The Chair of the AU further noted that, the report on the status of regional integration and the insightful perspectives provided by Chairpersons of the RECs show that commendable progress has been made in the integration process, and that implementation of the AfCFTA is a priority. “With the finish line now in sight, we must make this final push; and ensure all outstanding issues on Phases 1 and 2 are finalised in order for us to start trading by the 1st of January 2021,” he said.
On the Division of Labour, the Heads of State welcome progress made in the development of the detailed proposal on the Division of Labour by the AUC, the AUDA-NEPAD, AfCFTA Secretariat, the APRM, the RECs and RMs and Member States in the areas of trade, political affairs and peace and security.
“We look forward to the finalisation of the remaining areas concerning the Division of Labour for consideration at the latest by the 35th Ordinary Session of the AU Assembly in February 2022,” underlined the Chairperson of the AU, stressing that this will give the relevant stakeholders enough time to consult and to come back with a comprehensive document which has the buy-in of everyone. “In this context, we would have fulfilled the aspirations set out in the institutional reform process,” reiterated the Chair of the Union.
During the meeting, the Heads of State also considered and noted with appreciation the report of H.E. Nana Akufo Addo, the President of the Republic of Ghana and the Champion of the AU Financial Institutions.

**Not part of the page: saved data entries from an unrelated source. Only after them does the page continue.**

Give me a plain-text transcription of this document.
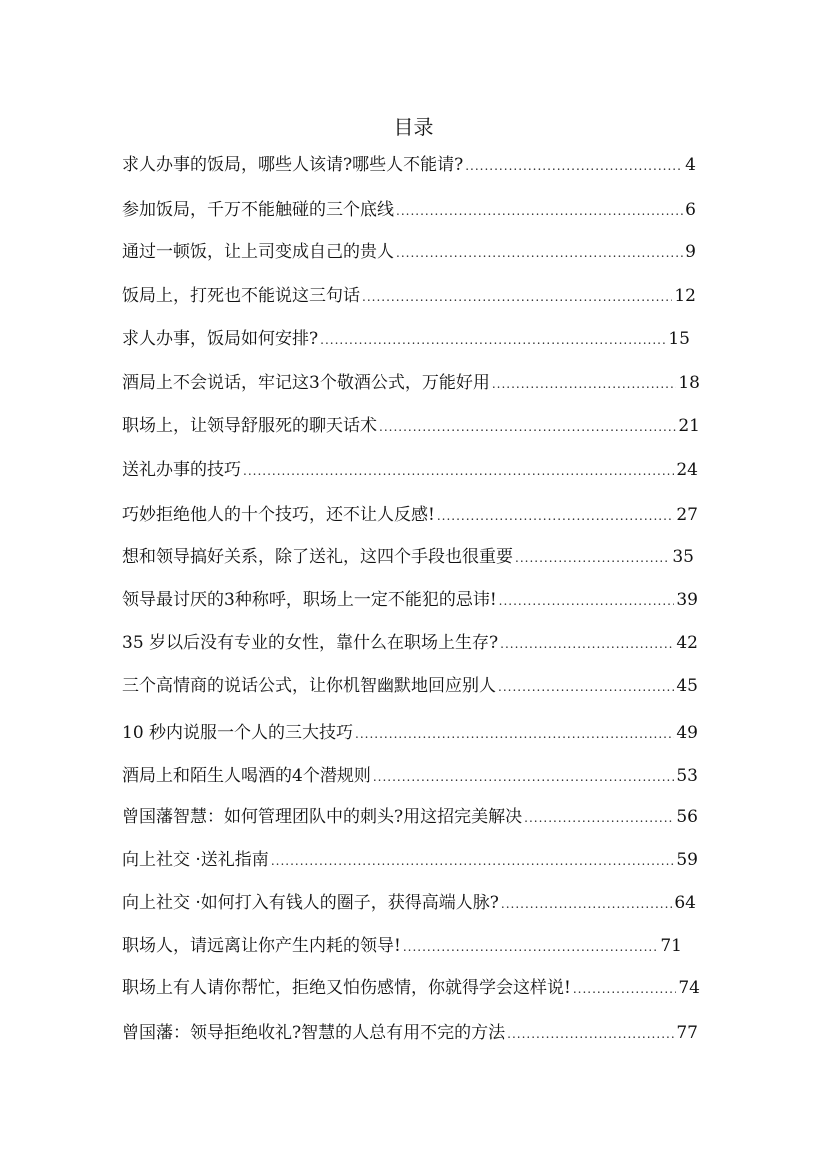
目录
求人办事的饭局，哪些人该请?哪些人不能请? .....	4
参加饭局，千万不能触碰的三个底线 .....	6
通过一顿饭，让上司变成自己的贵人 .....	9
饭局上，打死也不能说这三句话 .....	12
求人办事，饭局如何安排? .....	15
酒局上不会说话，牢记这3个敬酒公式，万能好用 .....	18
职场上，让领导舒服死的聊天话术 .....	21
送礼办事的技巧 .....	24
巧妙拒绝他人的十个技巧，还不让人反感! .....	27
想和领导搞好关系，除了送礼，这四个手段也很重要 .....	35
领导最讨厌的3种称呼，职场上一定不能犯的忌讳! .....	39
35 岁以后没有专业的女性，靠什么在职场上生存? .....	42
三个高情商的说话公式，让你机智幽默地回应别人 .....	45
10 秒内说服一个人的三大技巧 .....	49
酒局上和陌生人喝酒的4个潜规则 .....	53
曾国藩智慧：如何管理团队中的刺头?用这招完美解决 .....	56
向上社交 ·送礼指南 .....	59
向上社交 ·如何打入有钱人的圈子，获得高端人脉? .....	64
职场人，请远离让你产生内耗的领导! .....	71
职场上有人请你帮忙，拒绝又怕伤感情，你就得学会这样说! .....	74
曾国藩：领导拒绝收礼?智慧的人总有用不完的方法 .....	77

According to President Ramaphosa, the establishment of the AU Financial Institutions will go a long way in fulfilling the objectives of the Abuja Treaty and further deepen the continental economic integration project.
“It is imperative that we strengthen the RECs as building-blocks for Africa’s continental integration”. Underscored the Chairperson of the African Union, adding that, “Intensified coordination and harmonisation will bring us closer to the realisation of the African Economic Community in line with the principles of the Abuja Treaty.”
President Ramaphosa proceeded by thanking the preparations undertaken under the guidance of the Executive Council and the commendable work of the AU Commission. “We have been able to have a productive Mid-Year Coordination Meeting,” concluded the AU Chairperson with satisfaction.